The fn1() / fn2() is a tricky question:
fn1() does exactly what the RM0038 says to do, nothing more nothing less, but if we look at its asm we see that between the read of SR (ldr r3, [r0]) and the read of DR (ldr r3, [r0, #4]) other opcodes take place.
So, the point is: the sequence would be broken by an access to what? To the USART mem space? To AHB? To APBx?
I can do a try, I cause an ORE on purpose and I see which sequence works, but it wouldn't be as exhaustive as an answer from someone who knows the silicon.
fn1:
ldr r3, [r0] <- here SR is read
sub sp, sp, #8
str r3, [sp]
ldr r3, [r0, #4] <- here DR is read
str r3, [sp, #4]
ldr r3, [sp]
ldr r3, [sp, #4]
add sp, sp, #8
bx lr
2024-03-07 07:43 AM
Reading rm0038 again, I think anything can be done in between read SR and read DR, just as TDK explained.
2024-03-07 10:28 AM
> the sequence would be broken by an access to what?
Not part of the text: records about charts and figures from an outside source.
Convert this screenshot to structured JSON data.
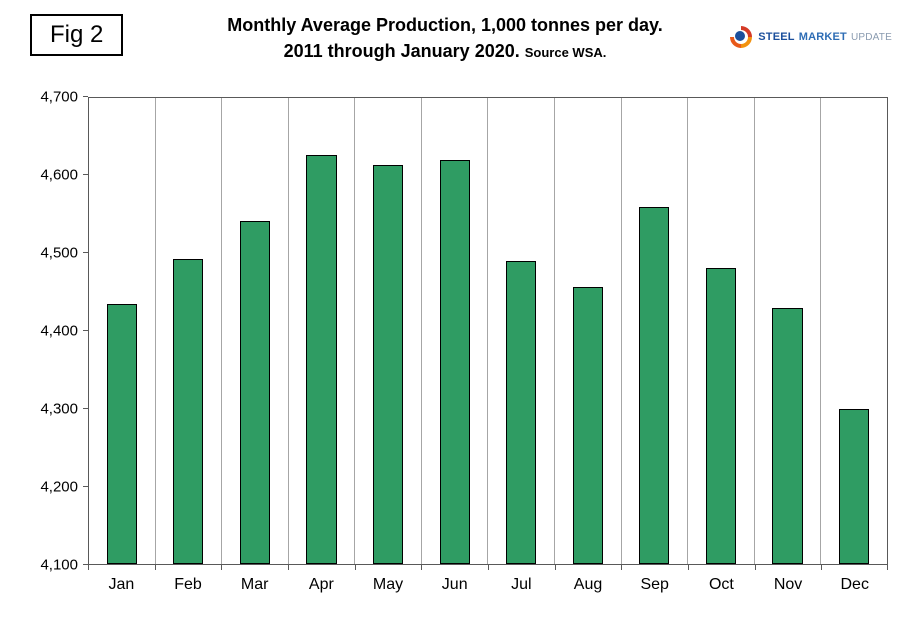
{
  "figure_label": "Fig 2",
  "title_line1": "Monthly Average Production, 1,000 tonnes per day.",
  "title_line2": "2011 through January 2020.",
  "title_source": "Source WSA.",
  "logo": {
    "steel": "STEEL",
    "market": "MARKET",
    "update": "UPDATE"
  },
  "chart_data": {
    "type": "bar",
    "title": "Monthly Average Production, 1,000 tonnes per day. 2011 through January 2020.",
    "source": "Source WSA.",
    "categories": [
      "Jan",
      "Feb",
      "Mar",
      "Apr",
      "May",
      "Jun",
      "Jul",
      "Aug",
      "Sep",
      "Oct",
      "Nov",
      "Dec"
    ],
    "values": [
      4435,
      4493,
      4542,
      4627,
      4614,
      4620,
      4490,
      4457,
      4560,
      4481,
      4430,
      4300
    ],
    "ylim": [
      4100,
      4700
    ],
    "ytick_step": 100,
    "ytick_labels": [
      "4,100",
      "4,200",
      "4,300",
      "4,400",
      "4,500",
      "4,600",
      "4,700"
    ],
    "grid": "vertical-only",
    "legend": "none",
    "bar_color": "#2f9c63",
    "bar_border_color": "#000000",
    "gridline_color": "#a6a6a6"
  }
}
Why do you think it can be broken by an access to something? Does something in the RM lead you to believe that, or does some actual testing indicate that is the case?
It is certainly doesn't expect that SR is read in one instruction and DR is read on the next. That would never work with any sensible code. HAL doesn't do that. You would have to go out of your way to code that in assembly.
2024-03-07 10:37 AM - edited 2024-03-07 10:41 AM
Personally I think this is a Schrödinger's Cat problem.
I think SR will clear simply by reading DR, you don't have to look at it
On subsequent STM32 the U(S)ARTs can have sticky error bits, that must be cleared explicitly.
Just be conscious that any read of DR has the potential to change SR's state, which is why floating a debug view window over the peripheral registers is so invasive/dangerous.
Causes headaches on peripherals with FIFO's that present in the address space, potentially decoding over a broad range of addresses.
SR can also change independently of the APB bus accesses, and faster too.
This can be particularly problematic when using the TIM->SR &= ~1 RMW forms, the HW/IC is designed not to use those forms, but just a write which performs an atomic AND operation
2024-03-07 11:57 AM - edited 2024-03-07 12:11 PM
Why do you think it can be broken by an access to something?
I could rephrase your question as: "why do you think that a read to SR followed by a read to DR will clear the flags?".
The answer is that the sequence clears those flags because inside the USART module there's a Finite State Machine which switches its state depending on the access to USART. The access to USART occurs through APBx and the FMS presumably perform this (pseudo C):
void USART_FSM()
{
enum {
idle_state,
state_1
} fms_state = idle_state;
while (1)
{
if (read access to USART module)
{
switch (fms_state)
{
case idle_state:
{
if (read access address == USART.SR)
fms_state = state_1;
break;
}
case state_1:
{
if (read access address == USART.DR)
clear(USART.SR);
fms_state = idle_state;
break;
}
}
}
}
}
Does something in the RM lead you to believe that, or does some actual testing indicate that is the case?
Is the lacking of documentation in the RM which worries me, because I'm about to write USART+DMA drivers. I explain:
USART doesn't know if it's accessed by DMA or by CPU, it only sees that something is accessing through APB. What happens if DMA reads USART.DR after I read USART.SR? I guess that all error flags would be cleared, so every time I read SR I must manage ALL the flags. HAL cuts short: if flags are set, it resets everything, and that induce me to think that the problem I'm supposing is real.
It is certainly doesn't expect that SR is read in one instruction and DR is read on the next. That would never work with any sensible code. HAL doesn't do that. You would have to go out of your way to code that in assembly.
My way is deeper than assembly, I'm focused on what happens inside the silicon, that is the only way to have full control over things. HAL is just a way to use the FSM implemented inside STM32, and a very resource-draining way.
PS I'm gonna run tests, I will share results and sources.